[PATCH 4.8 045/138] timers: Lock base for same bucket optimization
From: Greg Kroah-Hartman
Date: Wed Nov 09 2016 - 06:06:57 EST
4.8-stable review patch. If anyone has any objections, please let me know.
------------------
From: Thomas Gleixner <tglx@xxxxxxxxxxxxx>
commit 4da9152a4308dcbf611cde399c695c359fc9145f upstream.
Linus stumbled over the unlocked modification of the timer expiry value in
mod_timer() which is an optimization for timers which stay in the same
bucket - due to the bucket granularity - despite their expiry time getting
updated.
The optimization itself still makes sense even if we take the lock, because
in case that the bucket stays the same, we avoid the pointless
queue/enqueue dance.
Make the check and the modification of timer->expires protected by the base
lock and shuffle the remaining code around so we can keep the lock held
when we actually have to requeue the timer to a different bucket.

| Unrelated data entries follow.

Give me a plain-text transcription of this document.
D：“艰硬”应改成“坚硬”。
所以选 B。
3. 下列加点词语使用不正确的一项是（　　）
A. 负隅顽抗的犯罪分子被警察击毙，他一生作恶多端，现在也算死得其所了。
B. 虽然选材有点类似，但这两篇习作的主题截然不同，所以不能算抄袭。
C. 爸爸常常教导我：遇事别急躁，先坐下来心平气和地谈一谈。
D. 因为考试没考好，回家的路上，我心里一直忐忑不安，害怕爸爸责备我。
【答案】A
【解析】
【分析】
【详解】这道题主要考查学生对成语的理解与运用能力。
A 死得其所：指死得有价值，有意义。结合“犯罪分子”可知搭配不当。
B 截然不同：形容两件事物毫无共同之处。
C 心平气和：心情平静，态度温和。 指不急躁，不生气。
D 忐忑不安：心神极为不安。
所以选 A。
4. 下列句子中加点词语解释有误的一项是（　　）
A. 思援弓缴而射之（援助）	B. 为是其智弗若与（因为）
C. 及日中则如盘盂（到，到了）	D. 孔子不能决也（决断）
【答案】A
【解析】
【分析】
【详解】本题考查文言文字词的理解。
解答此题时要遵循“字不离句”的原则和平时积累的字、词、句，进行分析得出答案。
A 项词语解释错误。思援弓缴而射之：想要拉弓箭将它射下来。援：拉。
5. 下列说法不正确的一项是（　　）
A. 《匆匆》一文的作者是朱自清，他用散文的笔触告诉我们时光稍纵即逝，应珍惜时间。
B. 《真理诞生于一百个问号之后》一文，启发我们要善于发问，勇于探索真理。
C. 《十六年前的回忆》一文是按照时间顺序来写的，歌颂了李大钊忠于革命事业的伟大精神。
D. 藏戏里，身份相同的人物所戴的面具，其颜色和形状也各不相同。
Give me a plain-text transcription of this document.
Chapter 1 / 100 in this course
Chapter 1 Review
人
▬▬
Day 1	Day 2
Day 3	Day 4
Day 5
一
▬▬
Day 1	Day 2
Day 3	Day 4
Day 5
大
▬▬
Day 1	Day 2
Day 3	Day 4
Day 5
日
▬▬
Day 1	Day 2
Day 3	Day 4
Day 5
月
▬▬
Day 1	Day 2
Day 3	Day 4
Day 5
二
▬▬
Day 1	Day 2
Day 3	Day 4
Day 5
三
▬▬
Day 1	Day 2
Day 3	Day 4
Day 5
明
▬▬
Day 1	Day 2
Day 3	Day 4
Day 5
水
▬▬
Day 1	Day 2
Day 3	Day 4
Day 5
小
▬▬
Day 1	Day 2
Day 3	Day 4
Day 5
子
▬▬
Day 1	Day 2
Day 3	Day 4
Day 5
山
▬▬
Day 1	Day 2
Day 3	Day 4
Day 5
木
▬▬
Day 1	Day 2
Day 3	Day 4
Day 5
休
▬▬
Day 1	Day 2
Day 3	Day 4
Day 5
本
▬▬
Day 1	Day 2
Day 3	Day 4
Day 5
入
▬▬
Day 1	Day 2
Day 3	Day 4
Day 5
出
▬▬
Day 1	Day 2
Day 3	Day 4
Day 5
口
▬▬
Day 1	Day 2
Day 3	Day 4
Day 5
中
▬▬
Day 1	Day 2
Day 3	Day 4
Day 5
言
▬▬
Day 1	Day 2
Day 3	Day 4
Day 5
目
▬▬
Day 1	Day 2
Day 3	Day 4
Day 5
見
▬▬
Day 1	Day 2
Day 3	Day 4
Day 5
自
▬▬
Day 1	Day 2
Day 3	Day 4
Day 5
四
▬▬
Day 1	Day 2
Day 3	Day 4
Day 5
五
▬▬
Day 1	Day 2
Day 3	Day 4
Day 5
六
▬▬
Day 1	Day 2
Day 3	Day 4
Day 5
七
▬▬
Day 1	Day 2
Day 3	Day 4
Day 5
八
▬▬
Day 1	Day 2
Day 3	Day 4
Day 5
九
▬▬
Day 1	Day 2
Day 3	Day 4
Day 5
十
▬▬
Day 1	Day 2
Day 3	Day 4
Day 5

Fixes: f00c0afdfa62 ("timers: Implement optimization for same expiry time in mod_timer()")
Reported-by: Linus Torvalds <torvalds@xxxxxxxxxxxxxxxxxxxx>
Signed-off-by: Thomas Gleixner <tglx@xxxxxxxxxxxxx>
Link: http://lkml.kernel.org/r/alpine.DEB.2.20.1610241711220.4983@nanos
Cc: Andrew Morton <akpm@xxxxxxxxxxxxxxxxxxxx>
Cc: Peter Zijlstra <peterz@xxxxxxxxxxxxx>
Signed-off-by: Greg Kroah-Hartman <gregkh@xxxxxxxxxxxxxxxxxxx>
---
kernel/time/timer.c | 28 +++++++++++++++++-----------
1 file changed, 17 insertions(+), 11 deletions(-)
--- a/kernel/time/timer.c
+++ b/kernel/time/timer.c
@@ -965,6 +965,8 @@ __mod_timer(struct timer_list *timer, un
unsigned long clk = 0, flags;
int ret = 0;
+ BUG_ON(!timer->function);
+
/*
* This is a common optimization triggered by the networking code - if
* the timer is re-modified to have the same timeout or ends up in the
@@ -973,13 +975,16 @@ __mod_timer(struct timer_list *timer, un
if (timer_pending(timer)) {
if (timer->expires == expires)
return 1;
+
/*
- * Take the current timer_jiffies of base, but without holding
- * the lock!
+ * We lock timer base and calculate the bucket index right
+ * here. If the timer ends up in the same bucket, then we
+ * just update the expiry time and avoid the whole
+ * dequeue/enqueue dance.
*/
- base = get_timer_base(timer->flags);
- clk = base->clk;
+ base = lock_timer_base(timer, &flags);
+ clk = base->clk;
idx = calc_wheel_index(expires, clk);
/*
@@ -989,14 +994,14 @@ __mod_timer(struct timer_list *timer, un
*/
if (idx == timer_get_idx(timer)) {
timer->expires = expires;
- return 1;
+ ret = 1;
+ goto out_unlock;
}
+ } else {
+ base = lock_timer_base(timer, &flags);
}
timer_stats_timer_set_start_info(timer);
- BUG_ON(!timer->function);
-
- base = lock_timer_base(timer, &flags);
ret = detach_if_pending(timer, base, false);
if (!ret && pending_only)
@@ -1032,9 +1037,10 @@ __mod_timer(struct timer_list *timer, un
timer->expires = expires;
/*
* If 'idx' was calculated above and the base time did not advance
- * between calculating 'idx' and taking the lock, only enqueue_timer()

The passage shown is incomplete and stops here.